なぜか長い髪の毛をブラッシングされ、白いリボンのついたカチューシャをされた。
「完璧だ。カメラ持ってくれば良かった」
いつの間にか傍に立っていた鏡哉がそうつぶやく。
その言葉に店員たちがクスクスと笑い、美冬は顔が火照る。
「鏡哉さん、着せ替えごっこがしたかったんですか?」
「うん。
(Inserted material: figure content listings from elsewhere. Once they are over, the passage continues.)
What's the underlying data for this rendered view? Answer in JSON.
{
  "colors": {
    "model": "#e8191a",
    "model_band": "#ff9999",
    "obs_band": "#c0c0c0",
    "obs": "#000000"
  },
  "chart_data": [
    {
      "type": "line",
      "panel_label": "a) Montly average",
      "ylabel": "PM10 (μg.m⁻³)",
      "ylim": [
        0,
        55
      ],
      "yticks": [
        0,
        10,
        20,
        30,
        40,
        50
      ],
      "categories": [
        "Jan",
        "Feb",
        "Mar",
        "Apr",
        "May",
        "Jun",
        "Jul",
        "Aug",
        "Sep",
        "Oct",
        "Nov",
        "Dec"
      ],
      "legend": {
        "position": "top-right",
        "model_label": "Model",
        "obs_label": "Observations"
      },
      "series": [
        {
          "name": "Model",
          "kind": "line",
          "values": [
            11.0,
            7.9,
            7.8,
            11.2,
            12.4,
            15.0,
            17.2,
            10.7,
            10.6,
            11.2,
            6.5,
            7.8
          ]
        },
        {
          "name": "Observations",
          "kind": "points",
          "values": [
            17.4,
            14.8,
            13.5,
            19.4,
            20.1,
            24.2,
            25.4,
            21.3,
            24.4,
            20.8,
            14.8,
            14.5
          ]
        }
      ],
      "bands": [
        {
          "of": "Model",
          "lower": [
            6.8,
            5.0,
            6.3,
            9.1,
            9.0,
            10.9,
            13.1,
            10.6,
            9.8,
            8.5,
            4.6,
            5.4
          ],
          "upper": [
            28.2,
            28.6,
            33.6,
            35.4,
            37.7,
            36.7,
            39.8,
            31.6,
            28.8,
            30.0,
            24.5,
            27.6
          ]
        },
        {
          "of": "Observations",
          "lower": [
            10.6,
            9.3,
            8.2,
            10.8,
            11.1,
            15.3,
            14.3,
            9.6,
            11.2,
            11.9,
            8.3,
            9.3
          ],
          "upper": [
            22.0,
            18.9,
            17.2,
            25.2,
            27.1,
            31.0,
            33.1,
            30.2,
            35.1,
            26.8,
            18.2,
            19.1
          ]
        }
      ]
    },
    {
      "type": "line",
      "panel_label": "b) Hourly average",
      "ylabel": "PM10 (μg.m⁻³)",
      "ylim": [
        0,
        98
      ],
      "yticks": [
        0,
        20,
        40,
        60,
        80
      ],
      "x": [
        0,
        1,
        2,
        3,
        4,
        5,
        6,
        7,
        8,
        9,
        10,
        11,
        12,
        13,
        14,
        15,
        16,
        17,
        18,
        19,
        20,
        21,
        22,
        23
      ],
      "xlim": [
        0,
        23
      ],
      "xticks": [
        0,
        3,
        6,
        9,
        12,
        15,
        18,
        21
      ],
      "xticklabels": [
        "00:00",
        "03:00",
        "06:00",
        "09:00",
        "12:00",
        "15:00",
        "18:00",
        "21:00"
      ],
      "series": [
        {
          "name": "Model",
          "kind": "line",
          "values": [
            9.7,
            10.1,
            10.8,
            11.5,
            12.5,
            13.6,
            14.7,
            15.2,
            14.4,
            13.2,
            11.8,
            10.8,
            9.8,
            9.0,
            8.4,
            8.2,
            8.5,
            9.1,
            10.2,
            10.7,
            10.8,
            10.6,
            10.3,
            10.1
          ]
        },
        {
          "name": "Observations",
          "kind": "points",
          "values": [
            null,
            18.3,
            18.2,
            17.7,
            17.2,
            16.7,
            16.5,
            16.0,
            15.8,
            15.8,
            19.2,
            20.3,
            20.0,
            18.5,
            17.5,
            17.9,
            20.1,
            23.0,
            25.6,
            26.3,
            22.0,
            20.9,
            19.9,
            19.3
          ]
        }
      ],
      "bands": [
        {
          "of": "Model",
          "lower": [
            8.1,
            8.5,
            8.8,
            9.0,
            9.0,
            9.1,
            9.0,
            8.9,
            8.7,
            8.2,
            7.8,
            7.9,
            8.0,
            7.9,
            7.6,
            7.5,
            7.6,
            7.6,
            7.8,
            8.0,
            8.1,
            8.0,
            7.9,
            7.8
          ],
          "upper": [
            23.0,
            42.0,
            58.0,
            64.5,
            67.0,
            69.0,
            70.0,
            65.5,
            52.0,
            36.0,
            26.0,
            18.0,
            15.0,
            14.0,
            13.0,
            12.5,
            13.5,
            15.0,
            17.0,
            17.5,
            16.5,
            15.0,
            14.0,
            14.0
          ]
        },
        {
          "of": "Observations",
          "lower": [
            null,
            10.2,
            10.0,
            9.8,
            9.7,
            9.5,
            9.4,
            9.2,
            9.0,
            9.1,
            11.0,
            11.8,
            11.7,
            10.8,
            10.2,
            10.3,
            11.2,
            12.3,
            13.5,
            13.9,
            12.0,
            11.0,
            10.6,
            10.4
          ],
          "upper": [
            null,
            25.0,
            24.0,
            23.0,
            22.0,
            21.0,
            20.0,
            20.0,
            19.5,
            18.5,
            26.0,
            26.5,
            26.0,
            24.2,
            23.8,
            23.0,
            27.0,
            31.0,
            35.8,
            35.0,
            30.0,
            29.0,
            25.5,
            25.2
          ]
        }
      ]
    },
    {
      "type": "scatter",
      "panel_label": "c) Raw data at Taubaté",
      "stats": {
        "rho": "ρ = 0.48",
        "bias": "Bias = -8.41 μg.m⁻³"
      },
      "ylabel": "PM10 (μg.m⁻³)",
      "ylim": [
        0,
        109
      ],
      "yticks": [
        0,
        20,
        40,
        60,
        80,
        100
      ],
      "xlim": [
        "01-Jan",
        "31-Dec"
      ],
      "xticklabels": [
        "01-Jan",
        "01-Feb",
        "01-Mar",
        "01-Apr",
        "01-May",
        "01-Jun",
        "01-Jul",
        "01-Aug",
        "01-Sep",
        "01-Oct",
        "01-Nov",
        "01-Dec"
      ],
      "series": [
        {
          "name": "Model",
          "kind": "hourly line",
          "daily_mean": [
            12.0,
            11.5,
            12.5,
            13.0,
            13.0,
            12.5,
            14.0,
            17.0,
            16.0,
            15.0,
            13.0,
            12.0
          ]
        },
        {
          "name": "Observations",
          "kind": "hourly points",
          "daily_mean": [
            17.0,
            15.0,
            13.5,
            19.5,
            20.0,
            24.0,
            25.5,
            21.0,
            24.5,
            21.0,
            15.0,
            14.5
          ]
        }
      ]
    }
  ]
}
じゃあこのまま行くよ」
(はあ、この人に抵抗しても無理とは分かっているんだけど)
「……なんかよく分かりませんが、今日だけですよ?」
鏡哉の気まぐれに今日一日付き合えば、もう自分に不相応な服の贈り物もやめてくれるだろうと、美冬はあきらめて立ち上がる。
鏡哉はいつの間にかお会計を済ませていたらしく、包んでもらった制服を手に、ブティックを後にした。
履きなれないヒールのためどうしても歩くスピードがゆっくりになってしまう美冬に、鏡哉は付き合ってゆっくり歩いてくれる。
横断歩道を渡ってしばらくすると、一軒の白亜の邸宅が目に飛び込んでくる。
すっかり日が落ちた今、ほんのりとライトアップされた邸宅は、水色のようにも見えた。
鏡哉は迷いもなくすたすたとその邸宅に近づいた。
(え、鏡哉さん、もしかして――)
「いらっしゃいませ、新堂様」
ドアマンが美冬たちにそう挨拶し、扉を開けてくれる。
その先はシックな落ち着いた色合いのウェイティングバーとなっていた。
磨き上げられたアンティークの家具たちが、存在を主張するように光り輝く。
あまりにも自分に不相応な場所に気後れし、美冬はぎゅっと鏡哉の手を握り返してしまった。
「大丈夫、私がいるから」
にっこりと微笑まれ、美冬は成す術がなくすすめられた椅子に腰を下ろした。
「すぐお席にご案内いたしますので、しばらくお待ちください」
光沢のあるスーツを纏ったウェイターが、鏡哉から制服の入った袋を預かり、消えていく。
「き、鏡哉さん。どういうことですか?」
「うん? お腹すかない?」
「す、空きましたけど。こんな所に連れてきてもらう義理はないです。だって、私は――」
家政婦なのに――。
そう言おうととした時、先ほどのウェイターが戻ってきた。